- Buyer's guide
HDD Project Completed In Cascade Mountains
Bore 3 was the reservoir shot. The drill rig was at the bottom on a level grade with the lake. We drilled down to a 45-foot depth and leveled off to span 950 feet under the lake. We then bored uphill about 1,158 feet following a plus 60 to 75 percent grade, depending on the bore layout, with an elevation change of 800 feet and notched out the hillside to stage tooling and pull product. This bore was one of the two extremely severe bores considering the grade changes required.
Bore 4 was 1,200 feet under a canyon, but the layout required a set-up location that prevented drilling directly across in a straight line -- the slope to the bottom was too steep to meet our bend radius. With plenty of room in our right-of way, we chose to drill around the outside of the canyon keeping within our running area. This one was a little easier with a minus 24 percent grade. We shot this bore from the side instead of setting up directly under the power lines. Upgrade to the exit point was plus 48 percent.
Bore 5, the timber bore, was across a canyon filled with thick forest that had to remain undisturbed. The set-up spot was on the side with the most room for equipment staging with both sides being about the same elevation. We shot down at about a negative 65 percent and slowly began to level off and hit the bottom of the canyon level in approximately 450 feet. We began a plus 24 percent up grade about three quarters of the way across the canyon to hit the bank on the uphill side that increased to a positive 80 percent to follow grade up the hill. We drilled out roughly 1,300 feet to the exit point. This bore had an elevation change of 245 feet to the bottom of the canyon on the machine side and about 280 feet of change to the exit point.

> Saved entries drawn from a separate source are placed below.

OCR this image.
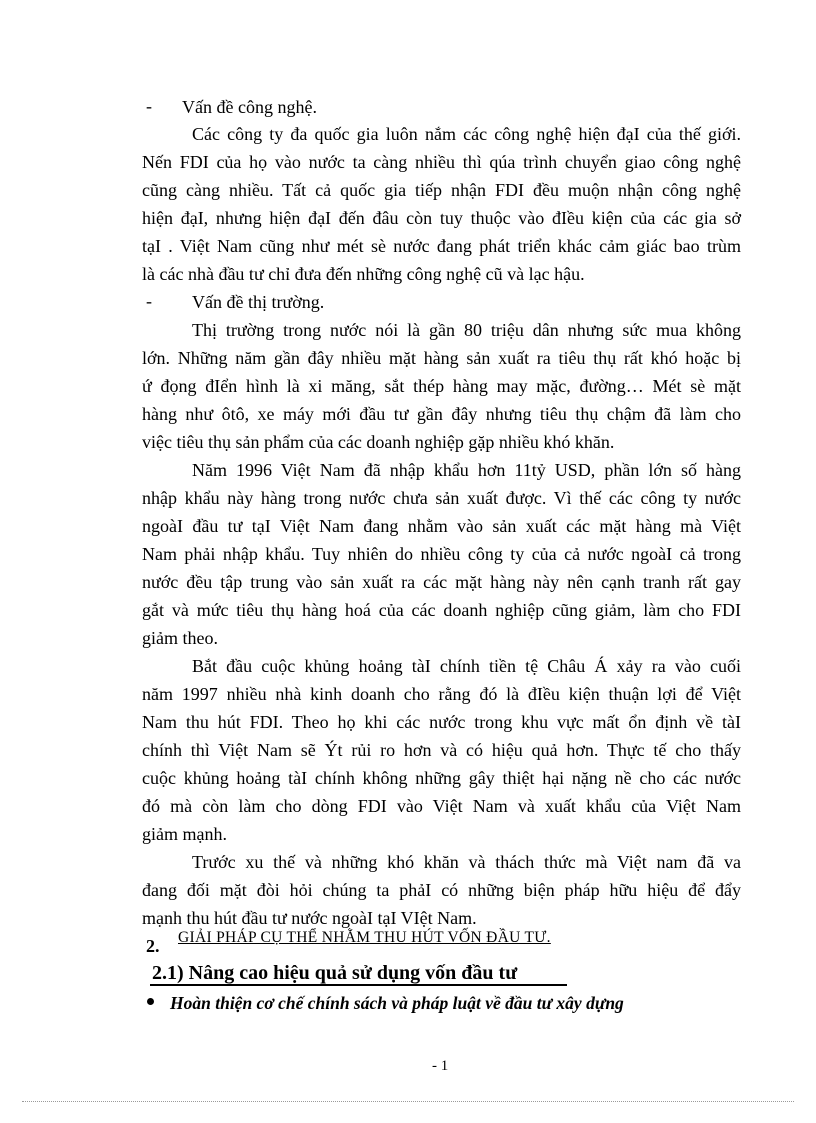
- Vấn đề công nghệ.
Các công ty đa quốc gia luôn nắm các công nghệ hiện đạI của thế giới.
Nến FDI của họ vào nước ta càng nhiều thì qúa trình chuyển giao công nghệ
cũng càng nhiều. Tất cả quốc gia tiếp nhận FDI đều muộn nhận công nghệ
hiện đạI, nhưng hiện đạI đến đâu còn tuy thuộc vào đIều kiện của các gia sở
tạI . Việt Nam cũng như mét sè nước đang phát triển khác cảm giác bao trùm
là các nhà đầu tư chỉ đưa đến những công nghệ cũ và lạc hậu.
- Vấn đề thị trường.
Thị trường trong nước nói là gần 80 triệu dân nhưng sức mua không
lớn. Những năm gần đây nhiều mặt hàng sản xuất ra tiêu thụ rất khó hoặc bị
ứ đọng đIển hình là xi măng, sắt thép hàng may mặc, đường… Mét sè mặt
hàng như ôtô, xe máy mới đầu tư gần đây nhưng tiêu thụ chậm đã làm cho
việc tiêu thụ sản phẩm của các doanh nghiệp gặp nhiều khó khăn.
Năm 1996 Việt Nam đã nhập khẩu hơn 11tỷ USD, phần lớn số hàng
nhập khẩu này hàng trong nước chưa sản xuất được. Vì thế các công ty nước
ngoàI đầu tư tạI Việt Nam đang nhằm vào sản xuất các mặt hàng mà Việt
Nam phải nhập khẩu. Tuy nhiên do nhiều công ty của cả nước ngoàI cả trong
nước đều tập trung vào sản xuất ra các mặt hàng này nên cạnh tranh rất gay
gắt và mức tiêu thụ hàng hoá của các doanh nghiệp cũng giảm, làm cho FDI
giảm theo.
Bắt đầu cuộc khủng hoảng tàI chính tiền tệ Châu Á xảy ra vào cuối
năm 1997 nhiều nhà kinh doanh cho rằng đó là đIều kiện thuận lợi để Việt
Nam thu hút FDI. Theo họ khi các nước trong khu vực mất ổn định về tàI
chính thì Việt Nam sẽ Ýt rủi ro hơn và có hiệu quả hơn. Thực tế cho thấy
cuộc khủng hoảng tàI chính không những gây thiệt hại nặng nề cho các nước
đó mà còn làm cho dòng FDI vào Việt Nam và xuất khẩu của Việt Nam
giảm mạnh.
Trước xu thế và những khó khăn và thách thức mà Việt nam đã va
đang đối mặt đòi hỏi chúng ta phảI có những biện pháp hữu hiệu để đẩy
mạnh thu hút đầu tư nước ngoàI tạI VIệt Nam.
2. GIẢI PHÁP CỤ THỂ NHẰM THU HÚT VỐN ĐẦU TƯ.
2.1) Nâng cao hiệu quả sử dụng vốn đầu tư
Hoàn thiện cơ chế chính sách và pháp luật về đầu tư xây dựng
- 1
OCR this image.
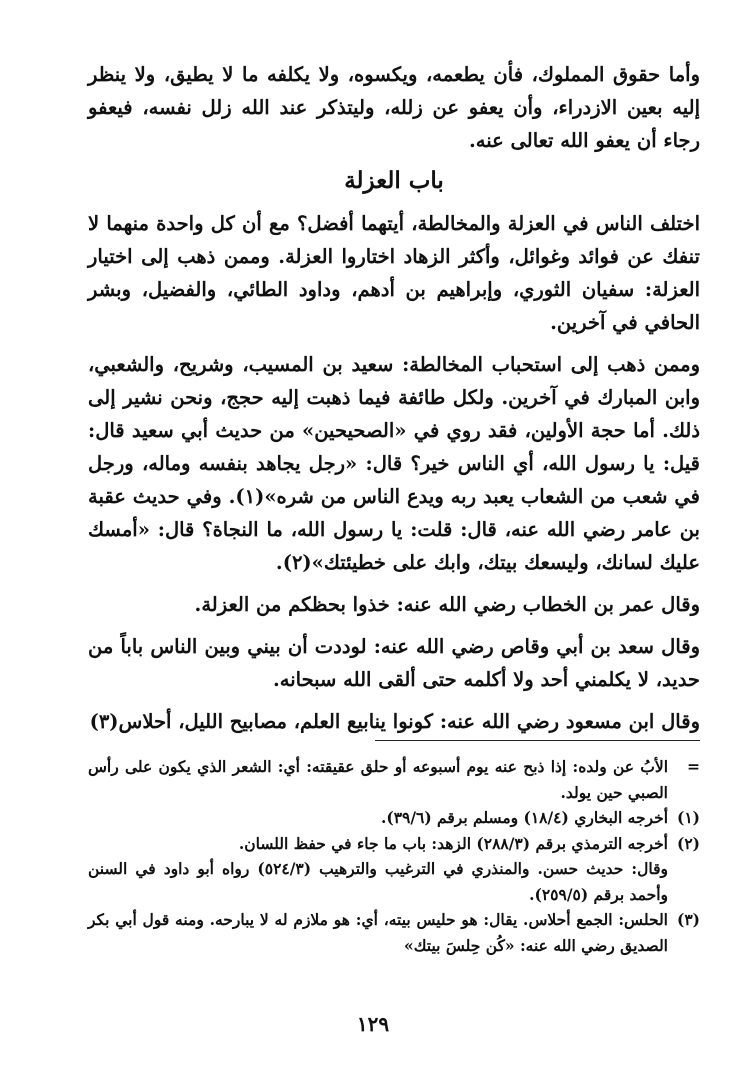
وأما حقوق المملوك، فأن يطعمه، ويكسوه، ولا يكلفه ما لا يطيق، ولا ينظر إليه بعين الازدراء، وأن يعفو عن زلله، وليتذكر عند الله زلل نفسه، فيعفو رجاء أن يعفو الله تعالى عنه.

باب العزلة

اختلف الناس في العزلة والمخالطة، أيتهما أفضل؟ مع أن كل واحدة منهما لا تنفك عن فوائد وغوائل، وأكثر الزهاد اختاروا العزلة. وممن ذهب إلى اختيار العزلة: سفيان الثوري، وإبراهيم بن أدهم، وداود الطائي، والفضيل، وبشر الحافي في آخرين.

وممن ذهب إلى استحباب المخالطة: سعيد بن المسيب، وشريح، والشعبي، وابن المبارك في آخرين. ولكل طائفة فيما ذهبت إليه حجج، ونحن نشير إلى ذلك. أما حجة الأولين، فقد روي في «الصحيحين» من حديث أبي سعيد قال: قيل: يا رسول الله، أي الناس خير؟ قال: «رجل يجاهد بنفسه وماله، ورجل في شعب من الشعاب يعبد ربه ويدع الناس من شره»(١). وفي حديث عقبة بن عامر رضي الله عنه، قال: قلت: يا رسول الله، ما النجاة؟ قال: «أمسك عليك لسانك، وليسعك بيتك، وابك على خطيئتك»(٢).

وقال عمر بن الخطاب رضي الله عنه: خذوا بحظكم من العزلة.

وقال سعد بن أبي وقاص رضي الله عنه: لوددت أن بيني وبين الناس باباً من حديد، لا يكلمني أحد ولا أكلمه حتى ألقى الله سبحانه.

وقال ابن مسعود رضي الله عنه: كونوا ينابيع العلم، مصابيح الليل، أحلاس(٣)

=
الأبُ عن ولده: إذا ذبح عنه يوم أسبوعه أو حلق عقيقته: أي: الشعر الذي يكون على رأس الصبي حين يولد.
(١)
أخرجه البخاري (١٨/٤) ومسلم برقم (٣٩/٦).
(٢)
أخرجه الترمذي برقم (٢٨٨/٣) الزهد: باب ما جاء في حفظ اللسان.
وقال: حديث حسن. والمنذري في الترغيب والترهيب (٥٢٤/٣) رواه أبو داود في السنن وأحمد برقم (٢٥٩/٥).
(٣)
الحلس: الجمع أحلاس. يقال: هو حليس بيته، أي: هو ملازم له لا يبارحه. ومنه قول أبي بكر الصديق رضي الله عنه: «كُن حِلسَ بيتك»
١٢٩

Bore 6 was called Dog Creek. We set up on the top side of the bore drilling down following minus 65 percent grade with an elevation drop of 700 feet. We shot down about 1,300 feet to level off to drill under the creek which was about 60 feet across with fast-moving water about three-feet deep. Past the creek, we began uphill at a plus 40 percent grade with a more gradual incline for about 900 feet with elevations reaching 300 feet. This was the project’s longest bore due to the ground conditions, and the grade changes required more distance to maintain the bore profile.